La dame resta un moment dans une surprise muette, et je la vis changer de couleur, du pâle au rouge et du rouge au pâle, avant de s’avancer vers moi avec la grâce enchanteresse d’une bienveillance non affectée. Elle m’indiqua un fauteuil à côté du sien, et me demanda si cordialement des nouvelles de mon père, de mon oncle, de toute ma famille, qu’en moins de cinq minutes je me sentis comme chez moi. Lady Ellinor écouta en souriant mes naïfs détails ; mais je la vis aussi essuyer quelques larmes qui étaient venues mouiller ses yeux.
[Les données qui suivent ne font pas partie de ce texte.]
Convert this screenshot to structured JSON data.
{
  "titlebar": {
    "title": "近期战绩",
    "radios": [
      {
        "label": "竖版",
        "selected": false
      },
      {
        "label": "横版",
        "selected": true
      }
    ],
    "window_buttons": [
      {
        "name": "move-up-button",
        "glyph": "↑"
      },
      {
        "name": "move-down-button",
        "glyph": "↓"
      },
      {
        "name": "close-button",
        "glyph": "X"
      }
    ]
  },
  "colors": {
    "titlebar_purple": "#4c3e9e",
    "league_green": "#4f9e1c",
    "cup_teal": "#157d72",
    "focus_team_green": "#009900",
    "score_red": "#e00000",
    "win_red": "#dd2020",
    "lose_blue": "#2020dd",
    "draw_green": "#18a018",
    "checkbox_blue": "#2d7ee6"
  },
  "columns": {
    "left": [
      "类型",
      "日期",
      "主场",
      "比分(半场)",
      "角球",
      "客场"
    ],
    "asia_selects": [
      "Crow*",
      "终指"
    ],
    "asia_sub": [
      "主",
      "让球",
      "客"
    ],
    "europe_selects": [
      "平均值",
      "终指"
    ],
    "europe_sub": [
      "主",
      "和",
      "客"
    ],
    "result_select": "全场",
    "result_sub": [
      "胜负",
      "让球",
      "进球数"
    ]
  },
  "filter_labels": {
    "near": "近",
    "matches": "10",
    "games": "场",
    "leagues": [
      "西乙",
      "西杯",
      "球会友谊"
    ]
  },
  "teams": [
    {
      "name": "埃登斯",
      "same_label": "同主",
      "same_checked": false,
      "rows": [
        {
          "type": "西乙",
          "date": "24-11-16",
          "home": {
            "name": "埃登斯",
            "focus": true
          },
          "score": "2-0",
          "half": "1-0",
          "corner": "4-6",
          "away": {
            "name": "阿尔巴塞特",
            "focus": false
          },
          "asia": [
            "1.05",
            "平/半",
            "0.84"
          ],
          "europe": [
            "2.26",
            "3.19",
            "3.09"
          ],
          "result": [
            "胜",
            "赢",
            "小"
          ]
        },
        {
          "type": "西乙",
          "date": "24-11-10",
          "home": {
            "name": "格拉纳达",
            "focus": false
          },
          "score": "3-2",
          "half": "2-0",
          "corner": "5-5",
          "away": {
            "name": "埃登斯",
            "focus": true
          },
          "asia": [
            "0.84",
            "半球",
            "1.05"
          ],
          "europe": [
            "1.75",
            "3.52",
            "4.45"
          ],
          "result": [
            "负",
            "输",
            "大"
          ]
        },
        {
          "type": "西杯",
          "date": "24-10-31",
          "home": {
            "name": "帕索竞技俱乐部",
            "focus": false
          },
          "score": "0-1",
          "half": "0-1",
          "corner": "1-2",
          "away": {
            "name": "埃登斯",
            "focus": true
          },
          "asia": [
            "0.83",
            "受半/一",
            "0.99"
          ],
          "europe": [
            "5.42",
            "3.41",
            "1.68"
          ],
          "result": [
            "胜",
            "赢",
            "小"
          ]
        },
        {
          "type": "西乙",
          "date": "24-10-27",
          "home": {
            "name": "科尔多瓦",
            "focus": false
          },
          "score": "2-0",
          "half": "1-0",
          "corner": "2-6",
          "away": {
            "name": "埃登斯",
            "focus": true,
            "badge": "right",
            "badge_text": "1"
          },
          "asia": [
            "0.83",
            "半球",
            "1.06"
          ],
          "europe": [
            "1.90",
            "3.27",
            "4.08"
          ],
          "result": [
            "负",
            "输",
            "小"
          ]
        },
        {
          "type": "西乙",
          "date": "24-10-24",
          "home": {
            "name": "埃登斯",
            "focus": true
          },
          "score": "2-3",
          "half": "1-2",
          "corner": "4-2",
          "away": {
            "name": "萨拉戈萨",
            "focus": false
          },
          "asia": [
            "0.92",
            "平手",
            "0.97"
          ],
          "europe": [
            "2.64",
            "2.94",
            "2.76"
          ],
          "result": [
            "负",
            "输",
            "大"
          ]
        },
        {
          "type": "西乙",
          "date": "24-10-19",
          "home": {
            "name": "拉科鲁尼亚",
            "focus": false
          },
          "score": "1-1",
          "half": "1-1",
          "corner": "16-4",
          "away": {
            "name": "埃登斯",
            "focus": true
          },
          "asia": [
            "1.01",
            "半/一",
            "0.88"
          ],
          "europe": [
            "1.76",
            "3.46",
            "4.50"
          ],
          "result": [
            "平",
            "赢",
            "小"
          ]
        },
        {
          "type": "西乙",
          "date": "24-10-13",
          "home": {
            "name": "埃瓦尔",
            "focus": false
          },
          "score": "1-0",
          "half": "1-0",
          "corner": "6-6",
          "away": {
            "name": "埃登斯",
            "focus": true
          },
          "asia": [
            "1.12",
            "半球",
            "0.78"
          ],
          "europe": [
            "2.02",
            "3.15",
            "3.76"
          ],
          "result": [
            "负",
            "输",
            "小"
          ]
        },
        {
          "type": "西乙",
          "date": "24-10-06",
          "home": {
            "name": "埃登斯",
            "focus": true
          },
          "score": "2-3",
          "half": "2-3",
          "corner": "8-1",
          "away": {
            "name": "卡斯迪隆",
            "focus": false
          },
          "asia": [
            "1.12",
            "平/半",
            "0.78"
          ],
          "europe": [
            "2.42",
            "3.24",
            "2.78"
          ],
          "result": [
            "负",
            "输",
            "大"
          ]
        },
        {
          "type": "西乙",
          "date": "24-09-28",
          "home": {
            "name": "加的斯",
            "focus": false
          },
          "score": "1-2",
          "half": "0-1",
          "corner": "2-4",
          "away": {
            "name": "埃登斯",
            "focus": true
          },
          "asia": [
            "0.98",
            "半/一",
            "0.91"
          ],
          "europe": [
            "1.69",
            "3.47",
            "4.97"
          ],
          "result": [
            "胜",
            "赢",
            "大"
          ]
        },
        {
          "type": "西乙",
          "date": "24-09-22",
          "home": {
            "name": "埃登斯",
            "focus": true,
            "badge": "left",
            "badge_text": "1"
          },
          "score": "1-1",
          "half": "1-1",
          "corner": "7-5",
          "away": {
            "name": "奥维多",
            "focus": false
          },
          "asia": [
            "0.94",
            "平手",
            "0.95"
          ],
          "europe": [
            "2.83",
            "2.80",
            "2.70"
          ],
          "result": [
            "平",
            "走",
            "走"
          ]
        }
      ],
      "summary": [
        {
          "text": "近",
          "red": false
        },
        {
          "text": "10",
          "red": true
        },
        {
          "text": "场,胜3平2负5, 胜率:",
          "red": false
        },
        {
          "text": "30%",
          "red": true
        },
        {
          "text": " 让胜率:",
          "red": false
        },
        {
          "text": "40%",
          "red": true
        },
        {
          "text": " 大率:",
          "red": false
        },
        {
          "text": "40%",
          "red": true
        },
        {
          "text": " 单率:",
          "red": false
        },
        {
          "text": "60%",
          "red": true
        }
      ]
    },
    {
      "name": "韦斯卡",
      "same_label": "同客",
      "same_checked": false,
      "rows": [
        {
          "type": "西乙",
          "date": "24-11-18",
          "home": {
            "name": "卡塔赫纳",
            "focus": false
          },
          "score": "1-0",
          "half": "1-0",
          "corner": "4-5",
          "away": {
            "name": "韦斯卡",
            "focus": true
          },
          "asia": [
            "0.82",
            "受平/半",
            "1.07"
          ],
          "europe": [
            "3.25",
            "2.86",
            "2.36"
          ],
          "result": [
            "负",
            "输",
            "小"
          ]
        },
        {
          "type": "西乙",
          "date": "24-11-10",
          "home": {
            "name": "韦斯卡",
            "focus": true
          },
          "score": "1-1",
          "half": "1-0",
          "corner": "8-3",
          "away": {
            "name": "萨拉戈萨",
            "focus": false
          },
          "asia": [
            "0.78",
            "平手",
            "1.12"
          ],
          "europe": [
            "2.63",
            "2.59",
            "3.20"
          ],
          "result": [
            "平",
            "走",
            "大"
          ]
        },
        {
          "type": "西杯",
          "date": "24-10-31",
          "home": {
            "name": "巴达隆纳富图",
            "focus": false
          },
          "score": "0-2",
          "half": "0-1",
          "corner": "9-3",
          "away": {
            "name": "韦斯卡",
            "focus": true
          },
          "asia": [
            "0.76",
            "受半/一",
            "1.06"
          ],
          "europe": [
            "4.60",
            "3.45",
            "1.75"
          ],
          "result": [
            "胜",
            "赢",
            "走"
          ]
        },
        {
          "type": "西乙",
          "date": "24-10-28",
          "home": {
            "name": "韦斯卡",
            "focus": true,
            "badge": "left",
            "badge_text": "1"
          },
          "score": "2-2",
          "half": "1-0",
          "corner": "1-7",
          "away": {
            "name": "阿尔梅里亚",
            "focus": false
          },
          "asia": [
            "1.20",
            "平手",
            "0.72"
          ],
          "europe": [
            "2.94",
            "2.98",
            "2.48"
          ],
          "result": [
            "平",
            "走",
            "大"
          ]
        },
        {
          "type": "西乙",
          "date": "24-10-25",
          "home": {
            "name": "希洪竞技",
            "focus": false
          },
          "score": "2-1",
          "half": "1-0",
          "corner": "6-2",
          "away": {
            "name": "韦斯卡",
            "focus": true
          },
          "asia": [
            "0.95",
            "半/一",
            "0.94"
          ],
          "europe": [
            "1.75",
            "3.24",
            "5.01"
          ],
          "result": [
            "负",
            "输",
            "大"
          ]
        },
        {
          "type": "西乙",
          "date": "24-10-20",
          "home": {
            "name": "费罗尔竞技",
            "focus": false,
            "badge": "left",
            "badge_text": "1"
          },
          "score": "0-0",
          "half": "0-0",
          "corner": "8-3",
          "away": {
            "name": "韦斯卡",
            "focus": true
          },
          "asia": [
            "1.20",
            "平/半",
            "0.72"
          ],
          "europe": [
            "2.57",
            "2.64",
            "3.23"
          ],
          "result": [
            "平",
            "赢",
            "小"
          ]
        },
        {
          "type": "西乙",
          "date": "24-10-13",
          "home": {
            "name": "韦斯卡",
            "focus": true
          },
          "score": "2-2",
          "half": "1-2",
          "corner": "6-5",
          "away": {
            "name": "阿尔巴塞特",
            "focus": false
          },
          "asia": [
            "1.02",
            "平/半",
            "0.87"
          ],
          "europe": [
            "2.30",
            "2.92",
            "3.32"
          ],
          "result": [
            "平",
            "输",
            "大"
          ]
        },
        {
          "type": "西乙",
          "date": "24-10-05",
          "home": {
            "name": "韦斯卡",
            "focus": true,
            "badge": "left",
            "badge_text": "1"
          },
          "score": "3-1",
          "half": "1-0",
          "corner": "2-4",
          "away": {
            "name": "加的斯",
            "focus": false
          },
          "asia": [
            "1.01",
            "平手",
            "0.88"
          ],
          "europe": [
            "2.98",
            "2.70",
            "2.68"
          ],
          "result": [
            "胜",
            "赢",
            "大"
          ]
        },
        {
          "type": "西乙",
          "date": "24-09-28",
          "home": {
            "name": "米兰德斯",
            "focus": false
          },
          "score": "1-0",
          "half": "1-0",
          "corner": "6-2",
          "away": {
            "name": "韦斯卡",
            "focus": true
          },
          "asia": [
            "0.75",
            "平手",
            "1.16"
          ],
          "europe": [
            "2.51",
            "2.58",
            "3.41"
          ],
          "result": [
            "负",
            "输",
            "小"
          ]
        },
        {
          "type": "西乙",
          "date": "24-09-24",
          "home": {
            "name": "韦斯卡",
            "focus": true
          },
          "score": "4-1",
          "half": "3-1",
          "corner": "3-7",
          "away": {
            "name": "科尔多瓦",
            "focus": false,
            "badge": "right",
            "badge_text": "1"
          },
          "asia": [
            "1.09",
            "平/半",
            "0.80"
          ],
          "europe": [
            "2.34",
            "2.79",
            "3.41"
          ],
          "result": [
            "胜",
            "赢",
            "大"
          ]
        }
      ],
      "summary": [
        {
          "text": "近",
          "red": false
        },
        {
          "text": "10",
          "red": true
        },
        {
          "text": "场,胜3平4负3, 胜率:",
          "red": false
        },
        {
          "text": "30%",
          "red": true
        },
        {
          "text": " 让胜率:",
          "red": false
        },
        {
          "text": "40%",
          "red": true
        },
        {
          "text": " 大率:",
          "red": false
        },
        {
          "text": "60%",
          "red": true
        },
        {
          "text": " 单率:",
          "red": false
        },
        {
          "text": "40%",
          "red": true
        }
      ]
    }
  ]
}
Enfin elle me dit :

« N’avez-vous jamais entendu votre père parler de moi… je veux dire de nous, des Trévanion ?

— Jamais, répondis-je aussitôt ; le contraire m’eût étonné, car vous savez que mon père n’est pas grand parleur.

— Ah !… il était très-vif dans le temps où je l’ai connu, » dit lady Ellinor, qui détourna la tête et poussa un soupir. En ce moment entra une jeune fille, si fraîche, si belle, si aimable, que toute autre pensée me sortit aussitôt de la tête. Elle entra en chantant, gaie comme un oiseau, et mes yeux qui l’adoraient déjà crurent voir une fille de l’air. « Fanny, dit lady Ellinor, allez serrer la main à M. Caxton, le fils d’un ami que je n’ai pas vu depuis longtemps, lorsque j’avais un peu plus que votre âge, mais que je me rappelle comme si c’était hier. »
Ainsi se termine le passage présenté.